Key point: A robotic patrol boat, in theory, could perform the same dangerous mission that the Cyclones do, but without risking American lives.
If the United States and Iran go to war in the Persian Gulf, the U.S. Navy’s smallest warships could be the first to see combat.
The Navy’s 13 Cyclone-class patrol boats -- also known as “PCs” for “patrol, coastal” -- each displace just 330 tons of water. An Arleigh Burke-class destroyer, by contrast, displaces more than 9,000 tons of water. A standard crew aboard a Cyclone includes just 28 officers and sailors.
Ten Cyclones, operating from a base in Bahrain, comprise America’s naval vanguard in the Persian Gulf. They are the only U.S. warships that permanently operate off the Iranian coast. Other, larger vessels periodically deploy to the region.
The Cyclones are not widely known. Even the Navy in the past has failed to appreciate the 180-foot-long vessels, despite the extreme danger they could encounter during wartime. Congress in 2015 struck the Cyclones from the official tally of around 280 “battle force ships” that the Navy expects to play a major role in a large-scale conflict.
Each packing two 25-millimeter cannons plus machine guns, grenade-launchers and two quadruple mounts for short-range Griffin anti-ship missiles, the Cyclones arguably are the most heavily-armed American warships relative to their size.
Since acquiring the patrol boats in the mid-1990s until recently, the Navy struggled to find a place for the diminutive vessels in a fleet dominated by much larger, ocean-going aircraft carriers, cruisers and destroyers. The patrol boats lack the range and seakeeping to deploy on their own, so the fleet must hire heavy-lift vessels to haul the tiny warships across oceans.
The Cyclones spent a decade in a kind of planning limbo. But then in 2003, the United States invaded Iraq. The patrol boats suddenly found their calling.
The waters of the Persian Gulf around Iraq’s sole oil terminal, where tanker ships hook up to load the precious crude, are too shallow for destroyers and cruisers. So to protect the strategic oil facility, the Navy deployed Cyclones.
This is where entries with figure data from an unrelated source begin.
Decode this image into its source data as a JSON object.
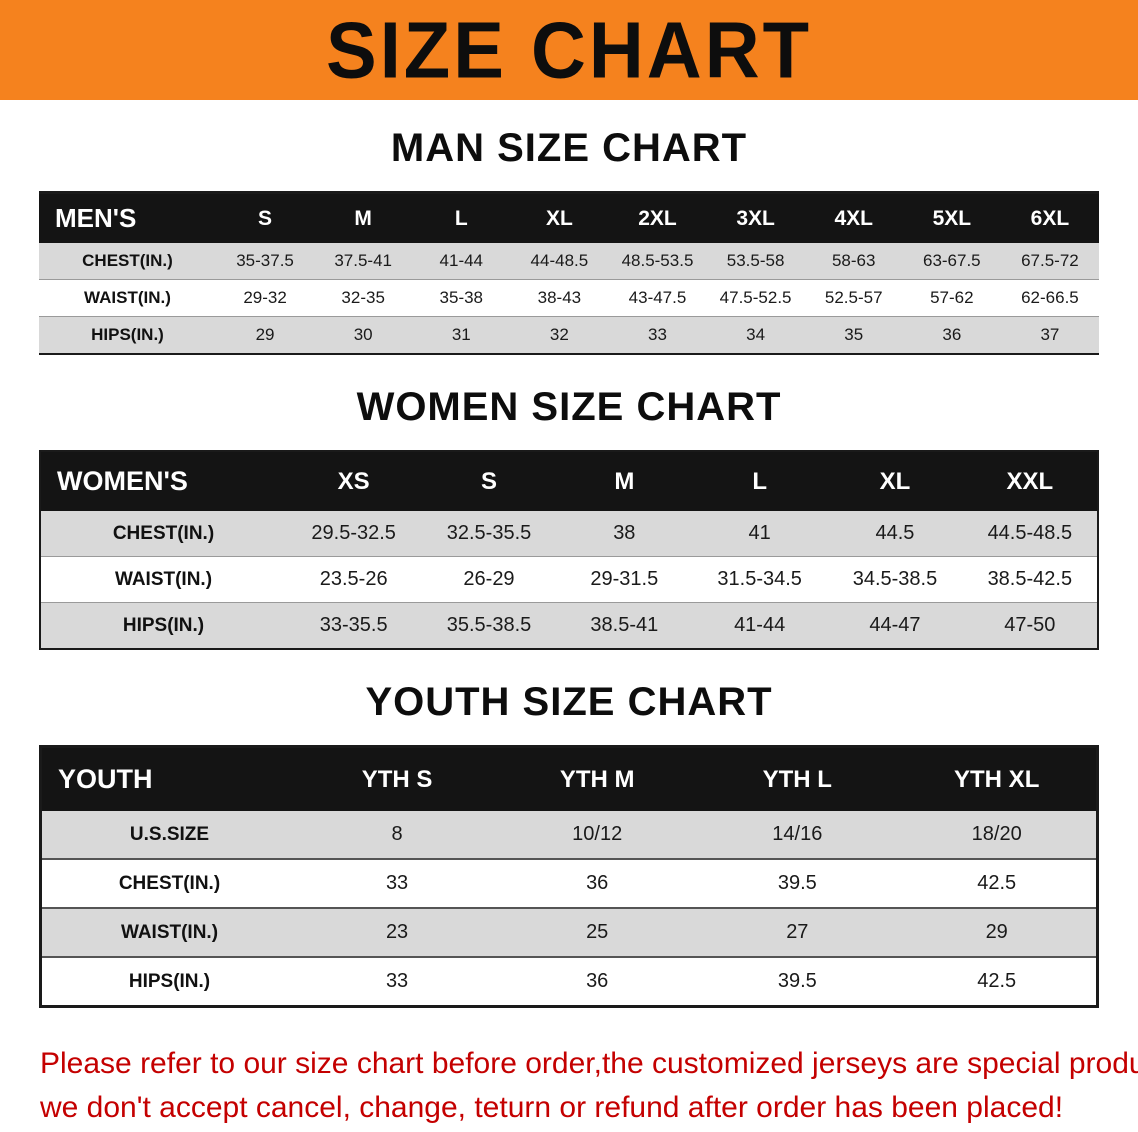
{
  "page": {
    "banner_title": "SIZE CHART",
    "accent_orange": "#f5821e",
    "note_color": "#c40000",
    "note_lines": [
      "Please refer to our size chart before order,the customized jerseys are special products,",
      "we don't accept cancel, change, teturn or refund after order has been placed!"
    ]
  },
  "sections": [
    {
      "title": "MAN SIZE CHART",
      "table": {
        "corner": "MEN'S",
        "columns": [
          "S",
          "M",
          "L",
          "XL",
          "2XL",
          "3XL",
          "4XL",
          "5XL",
          "6XL"
        ],
        "rows": [
          {
            "label": "CHEST(IN.)",
            "values": [
              "35-37.5",
              "37.5-41",
              "41-44",
              "44-48.5",
              "48.5-53.5",
              "53.5-58",
              "58-63",
              "63-67.5",
              "67.5-72"
            ]
          },
          {
            "label": "WAIST(IN.)",
            "values": [
              "29-32",
              "32-35",
              "35-38",
              "38-43",
              "43-47.5",
              "47.5-52.5",
              "52.5-57",
              "57-62",
              "62-66.5"
            ]
          },
          {
            "label": "HIPS(IN.)",
            "values": [
              "29",
              "30",
              "31",
              "32",
              "33",
              "34",
              "35",
              "36",
              "37"
            ]
          }
        ]
      }
    },
    {
      "title": "WOMEN SIZE CHART",
      "table": {
        "corner": "WOMEN'S",
        "columns": [
          "XS",
          "S",
          "M",
          "L",
          "XL",
          "XXL"
        ],
        "rows": [
          {
            "label": "CHEST(IN.)",
            "values": [
              "29.5-32.5",
              "32.5-35.5",
              "38",
              "41",
              "44.5",
              "44.5-48.5"
            ]
          },
          {
            "label": "WAIST(IN.)",
            "values": [
              "23.5-26",
              "26-29",
              "29-31.5",
              "31.5-34.5",
              "34.5-38.5",
              "38.5-42.5"
            ]
          },
          {
            "label": "HIPS(IN.)",
            "values": [
              "33-35.5",
              "35.5-38.5",
              "38.5-41",
              "41-44",
              "44-47",
              "47-50"
            ]
          }
        ]
      }
    },
    {
      "title": "YOUTH SIZE CHART",
      "table": {
        "corner": "YOUTH",
        "columns": [
          "YTH S",
          "YTH M",
          "YTH L",
          "YTH XL"
        ],
        "rows": [
          {
            "label": "U.S.SIZE",
            "values": [
              "8",
              "10/12",
              "14/16",
              "18/20"
            ]
          },
          {
            "label": "CHEST(IN.)",
            "values": [
              "33",
              "36",
              "39.5",
              "42.5"
            ]
          },
          {
            "label": "WAIST(IN.)",
            "values": [
              "23",
              "25",
              "27",
              "29"
            ]
          },
          {
            "label": "HIPS(IN.)",
            "values": [
              "33",
              "36",
              "39.5",
              "42.5"
            ]
          }
        ]
      }
    }
  ]
}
The tiny but hard-hitting boats proved adept at shallow-water patrols. After the reborn Iraqi navy took over oil-terminal protection in the mid-2000s, the Cyclones shifted to more general missions in the waters separating Iraq and Iran.
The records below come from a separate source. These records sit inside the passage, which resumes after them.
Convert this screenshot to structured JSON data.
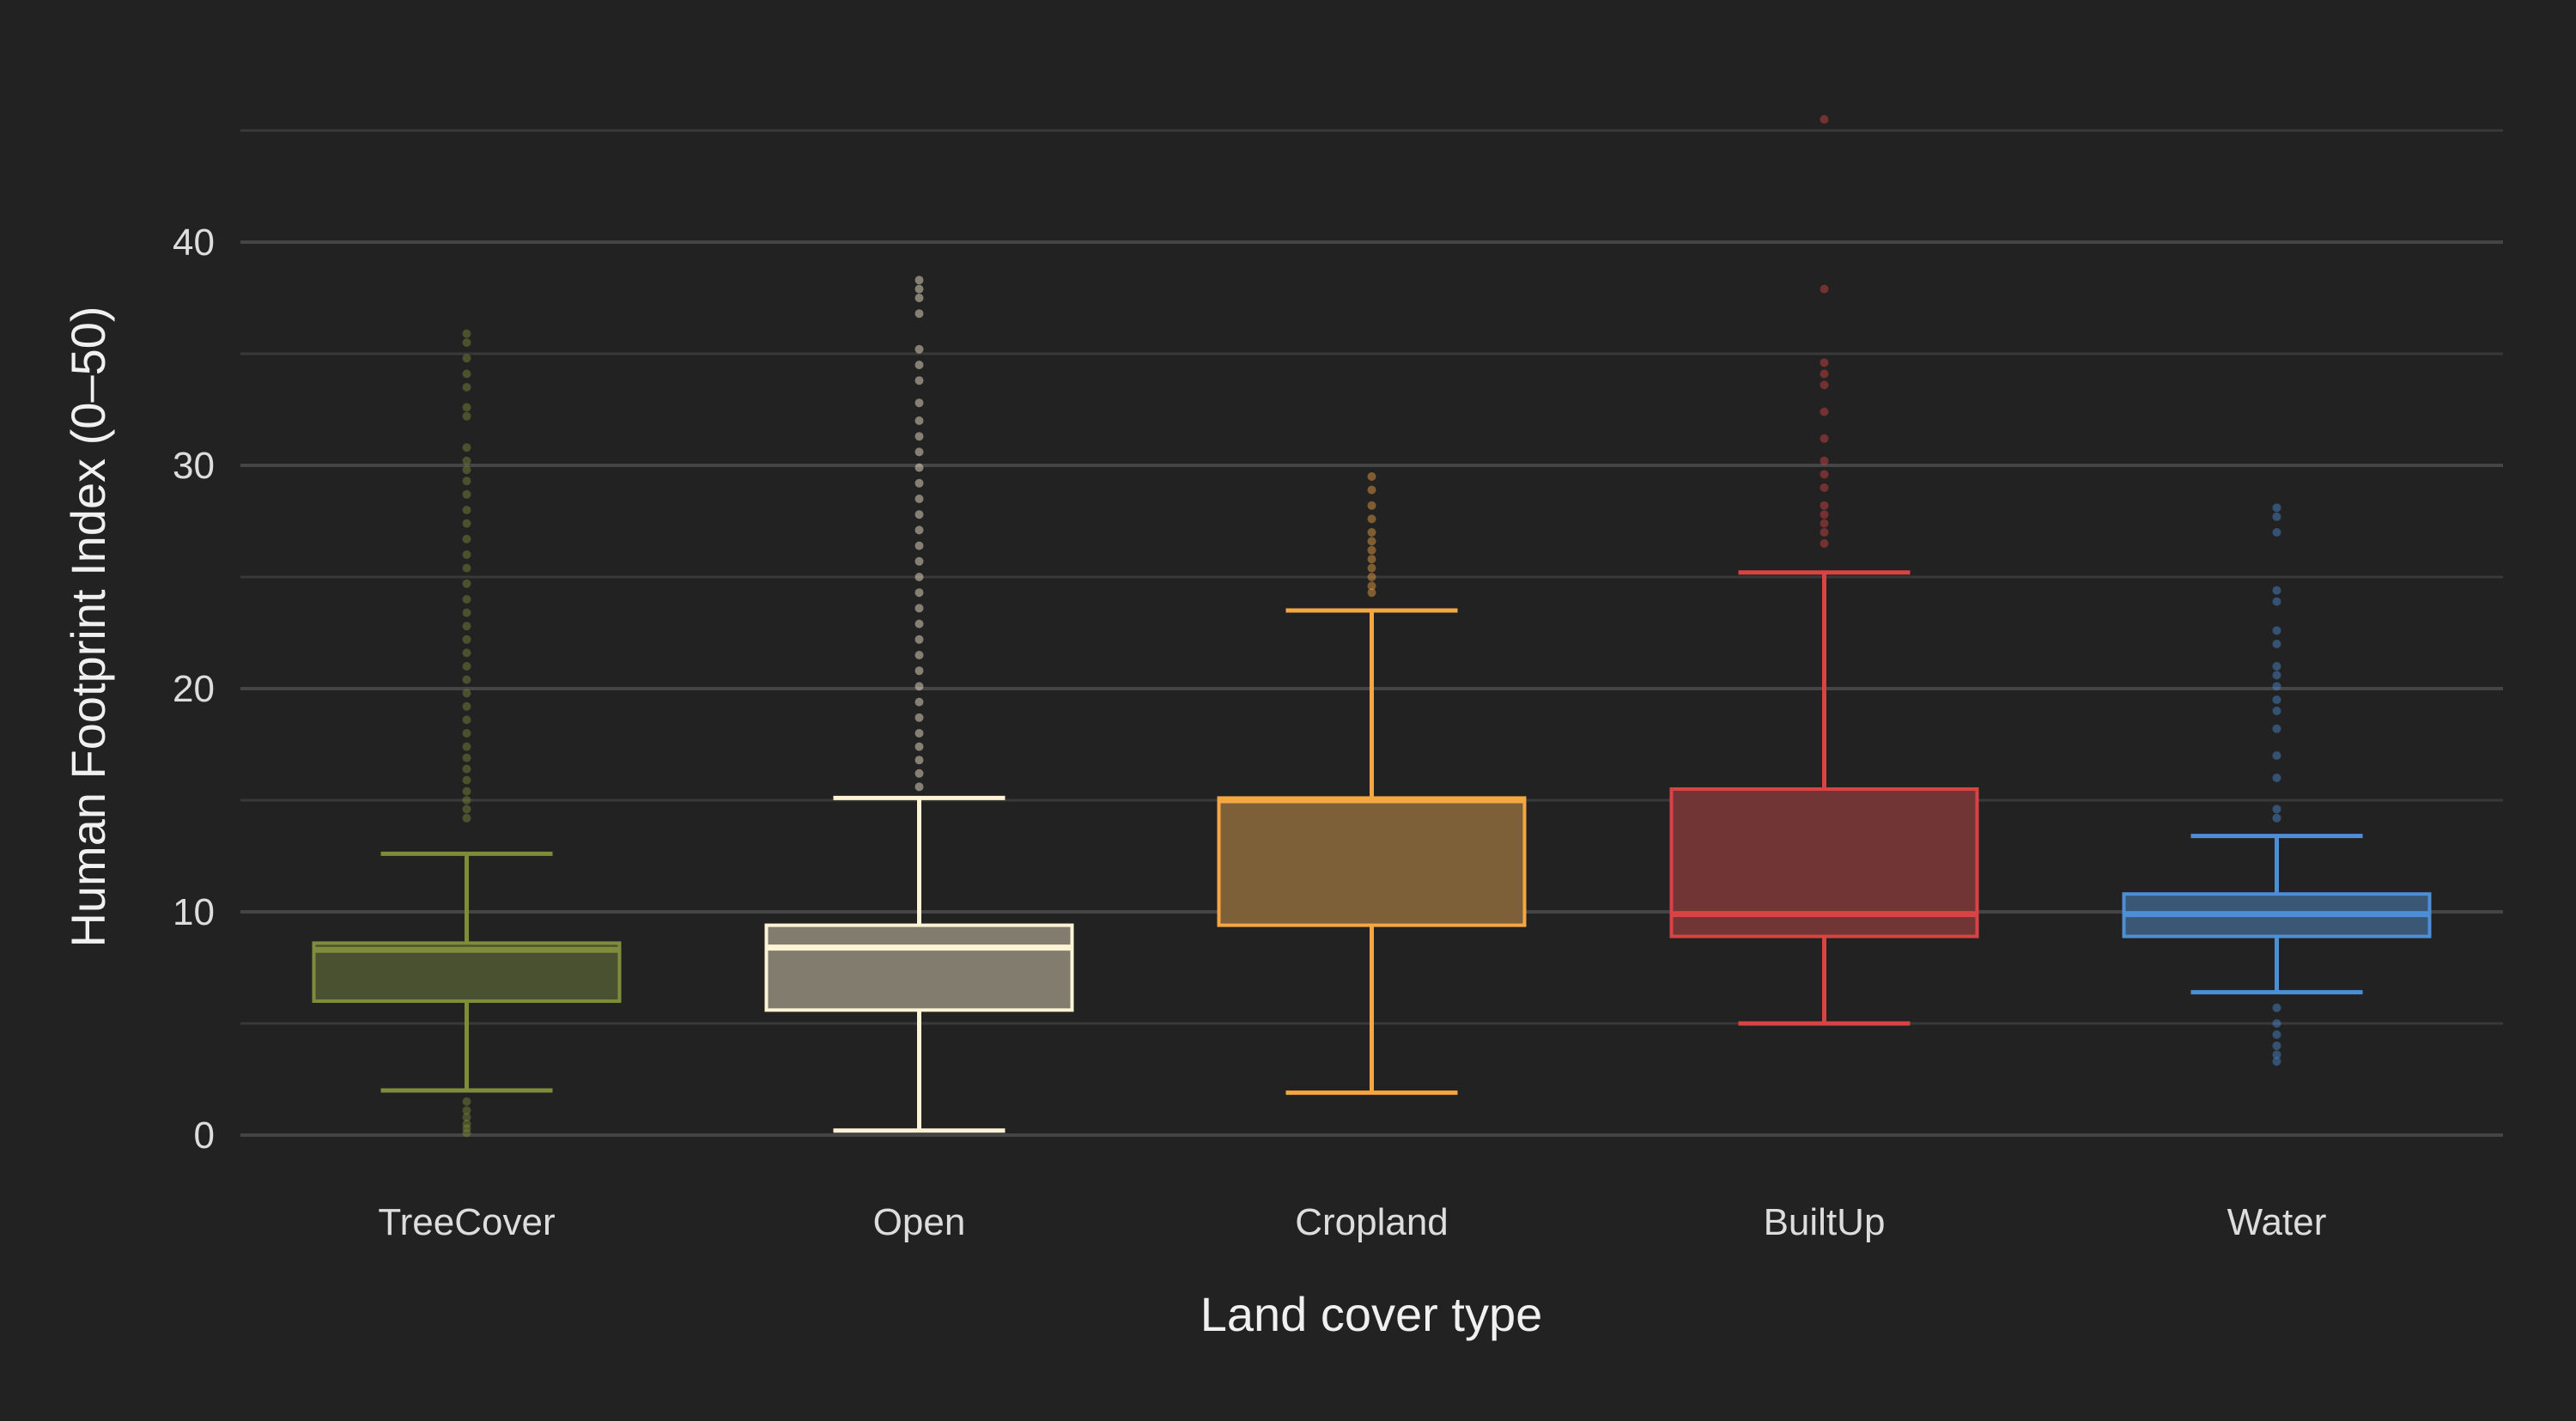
{
  "chart_data": {
    "type": "boxplot",
    "title": "",
    "xlabel": "Land cover type",
    "ylabel": "Human Footprint Index (0–50)",
    "ylim": [
      0,
      45
    ],
    "yticks": [
      0,
      10,
      20,
      30,
      40
    ],
    "grid": true,
    "legend": "none",
    "categories": [
      "TreeCover",
      "Open",
      "Cropland",
      "BuiltUp",
      "Water"
    ],
    "boxes": [
      {
        "name": "TreeCover",
        "color": "#7f8c3a",
        "fill": "#4a5130",
        "whisker_low": 2.0,
        "q1": 6.0,
        "median": 8.3,
        "q3": 8.6,
        "whisker_high": 12.6,
        "outliers": [
          0.1,
          0.3,
          0.5,
          0.8,
          1.1,
          1.5,
          14.2,
          14.6,
          15.0,
          15.4,
          15.9,
          16.4,
          16.9,
          17.4,
          18.0,
          18.6,
          19.2,
          19.8,
          20.4,
          21.0,
          21.6,
          22.2,
          22.8,
          23.4,
          24.0,
          24.7,
          25.4,
          26.0,
          26.7,
          27.4,
          28.0,
          28.7,
          29.3,
          29.8,
          30.2,
          30.8,
          32.2,
          32.6,
          33.5,
          34.1,
          34.8,
          35.5,
          35.9
        ]
      },
      {
        "name": "Open",
        "color": "#fff3d6",
        "fill": "#817c6e",
        "whisker_low": 0.2,
        "q1": 5.6,
        "median": 8.4,
        "q3": 9.4,
        "whisker_high": 15.1,
        "outliers": [
          15.6,
          16.2,
          16.8,
          17.4,
          18.0,
          18.7,
          19.4,
          20.1,
          20.8,
          21.5,
          22.2,
          22.9,
          23.6,
          24.3,
          25.0,
          25.7,
          26.4,
          27.1,
          27.8,
          28.5,
          29.2,
          29.9,
          30.6,
          31.3,
          32.0,
          32.8,
          33.8,
          34.5,
          35.2,
          36.8,
          37.5,
          37.9,
          38.3
        ]
      },
      {
        "name": "Cropland",
        "color": "#f5a742",
        "fill": "#7d6037",
        "whisker_low": 1.9,
        "q1": 9.4,
        "median": 15.0,
        "q3": 15.1,
        "whisker_high": 23.5,
        "outliers": [
          24.3,
          24.6,
          25.0,
          25.4,
          25.8,
          26.2,
          26.6,
          27.0,
          27.6,
          28.2,
          28.9,
          29.5
        ]
      },
      {
        "name": "BuiltUp",
        "color": "#d84444",
        "fill": "#723536",
        "whisker_low": 5.0,
        "q1": 8.9,
        "median": 9.9,
        "q3": 15.5,
        "whisker_high": 25.2,
        "outliers": [
          26.5,
          27.0,
          27.4,
          27.8,
          28.2,
          29.0,
          29.6,
          30.2,
          31.2,
          32.4,
          33.6,
          34.1,
          34.6,
          37.9,
          45.5
        ]
      },
      {
        "name": "Water",
        "color": "#4d8fd6",
        "fill": "#3a5875",
        "whisker_low": 6.4,
        "q1": 8.9,
        "median": 9.9,
        "q3": 10.8,
        "whisker_high": 13.4,
        "outliers": [
          3.3,
          3.6,
          4.0,
          4.5,
          5.0,
          5.7,
          14.2,
          14.6,
          16.0,
          17.0,
          18.2,
          19.0,
          19.5,
          20.1,
          20.6,
          21.0,
          22.0,
          22.6,
          23.9,
          24.4,
          27.0,
          27.7,
          28.1
        ]
      }
    ]
  }
}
“They are fulfilling long-standing and validated naval missions, functions and tasks, protecting U.S. national interests while providing stabilizing assurance to our allies and partners in a volatile region of the world,” the Navy said of the Cyclones.
To better prepare the patrol boats for combat in crowded, chaotic waters, in 2013 the Navy began improving the vessels — adding the Griffin missiles to greatly boost the boats’ firepower.
The Cyclones perhaps could outfight many of the gun- and rocket-armed boats and corvettes that make up the bulk of the Iranian navy and the naval militia of the Iranian Revolutionary Guard Corps. But any patrol boat lacking serious air-defense systems is vulnerable to shore- and air-launched heavy anti-ship missiles.
The Navy plans to keep the Cyclones in service beyond the current five-year planning period that ends in 2024. After that, the fleet should consider replacing the patrol boats with “PC(R)” robotic vessels, Navy lieutenant commander Collin Fox argued in the February 2019 issue of Proceedings, the professional journal of the U.S. Naval Institute.
"Medium-displacement unmanned surface vessels are coming to the fleet; but when, how, and what roles they will fill are open questions," Fox writes. "Rather than developing a new MDUSV from scratch, the Navy should take advantage of the requirement to replace the Cyclone-class patrol coastal ships to develop a capable, mature MDUSV—killing two birds with one stone."
The new robotic patrol boat could borrow the hull of the Coast Guard’s 350-ton-displacement Sentinel-class cutter, Fox pointed out. The Coast Guard also refers to the Sentinels by their class code “WPC.”
“The Navy should latch onto the Coast Guard’s WPC program to acquire a PC(R) that could also serve as a MDUSV development platform and, eventually, a MDUSV,” Fox wrote. “A vessel based on the WPC would take advantage of the Coast Guard’s sunk development costs and production learning curve, while also leveraging multiyear procurement to achieve still greater cost savings.
A robotic patrol boat, in theory, could perform the same dangerous mission that the Cyclones do, but without risking American lives.